Ensuite... on s'occupe comme on peut, parce que c'est un peu long tout de même, alors on s'amuse à dénombrer les personnages idiots (ça va de l'agent de police féminin, qui a l'air de s'être échappée d'une boite de nuit lesbienne qui faisait une soirée spéciale Village People, à la fanatique de Dieu, coiffée comme une aisselle pas rasée, en passant par la folle aux cheveux graisseux devant le visage et aux haillons), les invraissemblances (il neige de la cendre à Silent Hill... Pourtant le 4x4 gris bien clair de notre héroïne est impeccable du début à la fin du film... L'agent de police féminin se fait lyncher par des mineurs dégénérés à grands coups de barres de fer, ce qui ne l'empêche pas, trois scènes plus tard, d'être attachée à une grande échelle, qui sera mise au dessus d'un buchet, et de ne pas avoir l'air de souffrir de moult contusions... Elle a juste quelques coupures au visages, mais c'est bien tout), les scènes ridicules (je passe sur les créatures soi-disant flippantes, qui sont à hurler de rire, pour ne citer que la scène finale, avec les fanatiques tout grimaçants qui veulent mettre au buchet les hérétiques...) et les dialogues crétinoïdes qui se veulent profonds (A la fin par exemple, la mère dit à une autre femme un truc du genre "Dans les yeux d'une fille, la mère est un Dieu". Que c'est grand, puissant et beau... Et pas préchi précha pour un sou...).

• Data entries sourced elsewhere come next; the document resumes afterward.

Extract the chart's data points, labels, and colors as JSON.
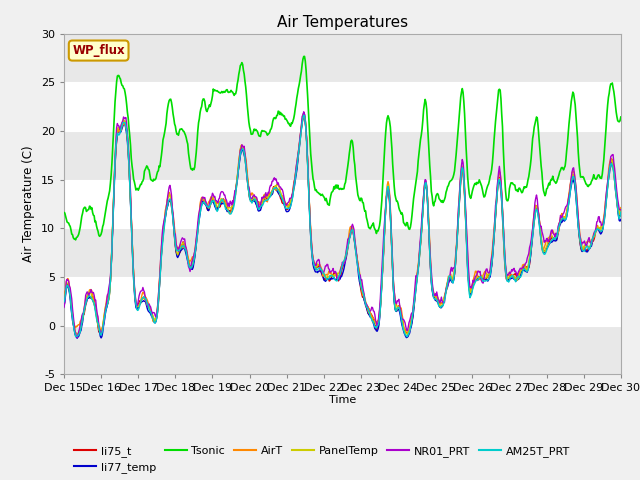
{
  "title": "Air Temperatures",
  "xlabel": "Time",
  "ylabel": "Air Temperature (C)",
  "ylim": [
    -5,
    30
  ],
  "xlim": [
    0,
    360
  ],
  "x_tick_labels": [
    "Dec 15",
    "Dec 16",
    "Dec 17",
    "Dec 18",
    "Dec 19",
    "Dec 20",
    "Dec 21",
    "Dec 22",
    "Dec 23",
    "Dec 24",
    "Dec 25",
    "Dec 26",
    "Dec 27",
    "Dec 28",
    "Dec 29",
    "Dec 30"
  ],
  "x_tick_positions": [
    0,
    24,
    48,
    72,
    96,
    120,
    144,
    168,
    192,
    216,
    240,
    264,
    288,
    312,
    336,
    360
  ],
  "yticks": [
    -5,
    0,
    5,
    10,
    15,
    20,
    25,
    30
  ],
  "annotation_text": "WP_flux",
  "bg_color": "#f0f0f0",
  "plot_bg_color": "#ffffff",
  "series": {
    "li75_t": {
      "color": "#dd0000",
      "lw": 1.0
    },
    "li77_temp": {
      "color": "#0000cc",
      "lw": 1.0
    },
    "Tsonic": {
      "color": "#00dd00",
      "lw": 1.2
    },
    "AirT": {
      "color": "#ff8800",
      "lw": 1.0
    },
    "PanelTemp": {
      "color": "#cccc00",
      "lw": 1.0
    },
    "NR01_PRT": {
      "color": "#aa00cc",
      "lw": 1.0
    },
    "AM25T_PRT": {
      "color": "#00cccc",
      "lw": 1.0
    }
  },
  "legend": [
    {
      "label": "li75_t",
      "color": "#dd0000"
    },
    {
      "label": "li77_temp",
      "color": "#0000cc"
    },
    {
      "label": "Tsonic",
      "color": "#00dd00"
    },
    {
      "label": "AirT",
      "color": "#ff8800"
    },
    {
      "label": "PanelTemp",
      "color": "#cccc00"
    },
    {
      "label": "NR01_PRT",
      "color": "#aa00cc"
    },
    {
      "label": "AM25T_PRT",
      "color": "#00cccc"
    }
  ],
  "cluster_pts": [
    [
      0,
      2
    ],
    [
      3,
      4
    ],
    [
      6,
      0
    ],
    [
      9,
      -1
    ],
    [
      12,
      1
    ],
    [
      15,
      3
    ],
    [
      18,
      3
    ],
    [
      21,
      1
    ],
    [
      24,
      -1
    ],
    [
      27,
      2
    ],
    [
      30,
      5
    ],
    [
      33,
      18
    ],
    [
      36,
      20
    ],
    [
      39,
      21
    ],
    [
      42,
      16
    ],
    [
      45,
      4
    ],
    [
      48,
      2
    ],
    [
      51,
      3
    ],
    [
      54,
      2
    ],
    [
      57,
      1
    ],
    [
      60,
      1
    ],
    [
      63,
      8
    ],
    [
      66,
      12
    ],
    [
      69,
      13
    ],
    [
      72,
      8
    ],
    [
      75,
      8
    ],
    [
      78,
      8
    ],
    [
      81,
      6
    ],
    [
      84,
      7
    ],
    [
      87,
      11
    ],
    [
      90,
      13
    ],
    [
      93,
      12
    ],
    [
      96,
      13
    ],
    [
      99,
      12
    ],
    [
      102,
      13
    ],
    [
      105,
      12
    ],
    [
      108,
      12
    ],
    [
      111,
      14
    ],
    [
      114,
      18
    ],
    [
      117,
      17
    ],
    [
      120,
      13
    ],
    [
      123,
      13
    ],
    [
      126,
      12
    ],
    [
      129,
      13
    ],
    [
      132,
      13
    ],
    [
      135,
      14
    ],
    [
      138,
      14
    ],
    [
      141,
      13
    ],
    [
      144,
      12
    ],
    [
      147,
      13
    ],
    [
      150,
      16
    ],
    [
      153,
      20
    ],
    [
      156,
      21
    ],
    [
      159,
      10
    ],
    [
      162,
      6
    ],
    [
      165,
      6
    ],
    [
      168,
      5
    ],
    [
      171,
      5
    ],
    [
      174,
      5
    ],
    [
      177,
      5
    ],
    [
      180,
      6
    ],
    [
      183,
      8
    ],
    [
      186,
      10
    ],
    [
      189,
      7
    ],
    [
      192,
      4
    ],
    [
      195,
      2
    ],
    [
      198,
      1
    ],
    [
      201,
      0
    ],
    [
      204,
      1
    ],
    [
      207,
      10
    ],
    [
      210,
      14
    ],
    [
      213,
      3
    ],
    [
      216,
      2
    ],
    [
      219,
      0
    ],
    [
      222,
      -1
    ],
    [
      225,
      1
    ],
    [
      228,
      5
    ],
    [
      231,
      10
    ],
    [
      234,
      15
    ],
    [
      237,
      5
    ],
    [
      240,
      3
    ],
    [
      243,
      2
    ],
    [
      246,
      3
    ],
    [
      249,
      5
    ],
    [
      252,
      5
    ],
    [
      255,
      12
    ],
    [
      258,
      16
    ],
    [
      261,
      5
    ],
    [
      264,
      4
    ],
    [
      267,
      5
    ],
    [
      270,
      5
    ],
    [
      273,
      5
    ],
    [
      276,
      6
    ],
    [
      279,
      12
    ],
    [
      282,
      15
    ],
    [
      285,
      6
    ],
    [
      288,
      5
    ],
    [
      291,
      5
    ],
    [
      294,
      5
    ],
    [
      297,
      6
    ],
    [
      300,
      6
    ],
    [
      303,
      10
    ],
    [
      306,
      12
    ],
    [
      309,
      8
    ],
    [
      312,
      8
    ],
    [
      315,
      9
    ],
    [
      318,
      9
    ],
    [
      321,
      11
    ],
    [
      324,
      11
    ],
    [
      327,
      14
    ],
    [
      330,
      15
    ],
    [
      333,
      9
    ],
    [
      336,
      8
    ],
    [
      339,
      8
    ],
    [
      342,
      9
    ],
    [
      345,
      10
    ],
    [
      348,
      10
    ],
    [
      351,
      14
    ],
    [
      354,
      17
    ],
    [
      357,
      13
    ],
    [
      360,
      12
    ]
  ],
  "tsonic_pts": [
    [
      0,
      12
    ],
    [
      3,
      10
    ],
    [
      6,
      9
    ],
    [
      9,
      9
    ],
    [
      12,
      12
    ],
    [
      15,
      12
    ],
    [
      18,
      12
    ],
    [
      21,
      10
    ],
    [
      24,
      9
    ],
    [
      27,
      12
    ],
    [
      30,
      15
    ],
    [
      33,
      24
    ],
    [
      36,
      25
    ],
    [
      39,
      24
    ],
    [
      42,
      20
    ],
    [
      45,
      15
    ],
    [
      48,
      14
    ],
    [
      51,
      15
    ],
    [
      54,
      16
    ],
    [
      57,
      15
    ],
    [
      60,
      15
    ],
    [
      63,
      18
    ],
    [
      66,
      22
    ],
    [
      69,
      23
    ],
    [
      72,
      20
    ],
    [
      75,
      20
    ],
    [
      78,
      20
    ],
    [
      81,
      17
    ],
    [
      84,
      16
    ],
    [
      87,
      21
    ],
    [
      90,
      23
    ],
    [
      93,
      22
    ],
    [
      96,
      24
    ],
    [
      99,
      24
    ],
    [
      102,
      24
    ],
    [
      105,
      24
    ],
    [
      108,
      24
    ],
    [
      111,
      24
    ],
    [
      114,
      27
    ],
    [
      117,
      25
    ],
    [
      120,
      20
    ],
    [
      123,
      20
    ],
    [
      126,
      20
    ],
    [
      129,
      20
    ],
    [
      132,
      20
    ],
    [
      135,
      21
    ],
    [
      138,
      22
    ],
    [
      141,
      22
    ],
    [
      144,
      21
    ],
    [
      147,
      21
    ],
    [
      150,
      23
    ],
    [
      153,
      26
    ],
    [
      156,
      27
    ],
    [
      159,
      18
    ],
    [
      162,
      14
    ],
    [
      165,
      14
    ],
    [
      168,
      13
    ],
    [
      171,
      13
    ],
    [
      174,
      14
    ],
    [
      177,
      14
    ],
    [
      180,
      14
    ],
    [
      183,
      16
    ],
    [
      186,
      19
    ],
    [
      189,
      14
    ],
    [
      192,
      13
    ],
    [
      195,
      11
    ],
    [
      198,
      10
    ],
    [
      201,
      10
    ],
    [
      204,
      10
    ],
    [
      207,
      18
    ],
    [
      210,
      22
    ],
    [
      213,
      15
    ],
    [
      216,
      12
    ],
    [
      219,
      11
    ],
    [
      222,
      10
    ],
    [
      225,
      12
    ],
    [
      228,
      16
    ],
    [
      231,
      20
    ],
    [
      234,
      23
    ],
    [
      237,
      14
    ],
    [
      240,
      13
    ],
    [
      243,
      13
    ],
    [
      246,
      13
    ],
    [
      249,
      15
    ],
    [
      252,
      16
    ],
    [
      255,
      21
    ],
    [
      258,
      24
    ],
    [
      261,
      14
    ],
    [
      264,
      14
    ],
    [
      267,
      15
    ],
    [
      270,
      14
    ],
    [
      273,
      14
    ],
    [
      276,
      16
    ],
    [
      279,
      21
    ],
    [
      282,
      24
    ],
    [
      285,
      14
    ],
    [
      288,
      14
    ],
    [
      291,
      14
    ],
    [
      294,
      14
    ],
    [
      297,
      14
    ],
    [
      300,
      15
    ],
    [
      303,
      19
    ],
    [
      306,
      21
    ],
    [
      309,
      15
    ],
    [
      312,
      14
    ],
    [
      315,
      15
    ],
    [
      318,
      15
    ],
    [
      321,
      16
    ],
    [
      324,
      17
    ],
    [
      327,
      22
    ],
    [
      330,
      23
    ],
    [
      333,
      16
    ],
    [
      336,
      15
    ],
    [
      339,
      14
    ],
    [
      342,
      15
    ],
    [
      345,
      15
    ],
    [
      348,
      16
    ],
    [
      351,
      22
    ],
    [
      354,
      25
    ],
    [
      357,
      22
    ],
    [
      360,
      22
    ]
  ]
}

Un authentique nanar, je vous dis ! D'autant que le réalisateur a l'air de prendre ça très au sérieux... Alors, bon, il nous reste quelques jolis décors, des ambiance plutôt pas mal (encore que, bon, une fois qu'on a vu le brouillard ultra dominant, on s'en lasse assez vite... Parce que, à Silent Hill, on a quatre climats : brouillard, neige avec cendre, nuit totale et soleil, mais rare, le soleil... Ailleurs, en revanche, c'est-à-dire, dans les autres lieux du films, bin, il pleut... Bon, ça sent d'ailleurs la bonne pluie de studio, type tuyau d'arrosage géant juste derrière la caméra, mais bon...).
Une dernière chose... L'affiche n'est pas sans rappeler un sketch du film collectif "The twilight zone" (1983, de John Landis, Joe Dante, George Miller et Steven Spielberg) où un jeune garçon, qui pouvait faire tout ce qu'il voulait, gommait la bouche de sa soeur qui parlait trop... Coïncidence ?
En tout cas, une chose est certaine : depuis que j'ai vu "Silent Hill", je considère "Resident Evil" de Paul Anderson comme un authentique chef-d'oeuvre...
Allez, les amis, je repars. Je suis entre deux avions. J'ai déjà mes futurs posts dans ma tête. Je pars bosser une semaine en Irlande. Je lève une pinte de Smithwick's (prononcez "smidiksse"... C'est une excellente bière ambrée) à votre santé. Rendez-vous le week-end prochain.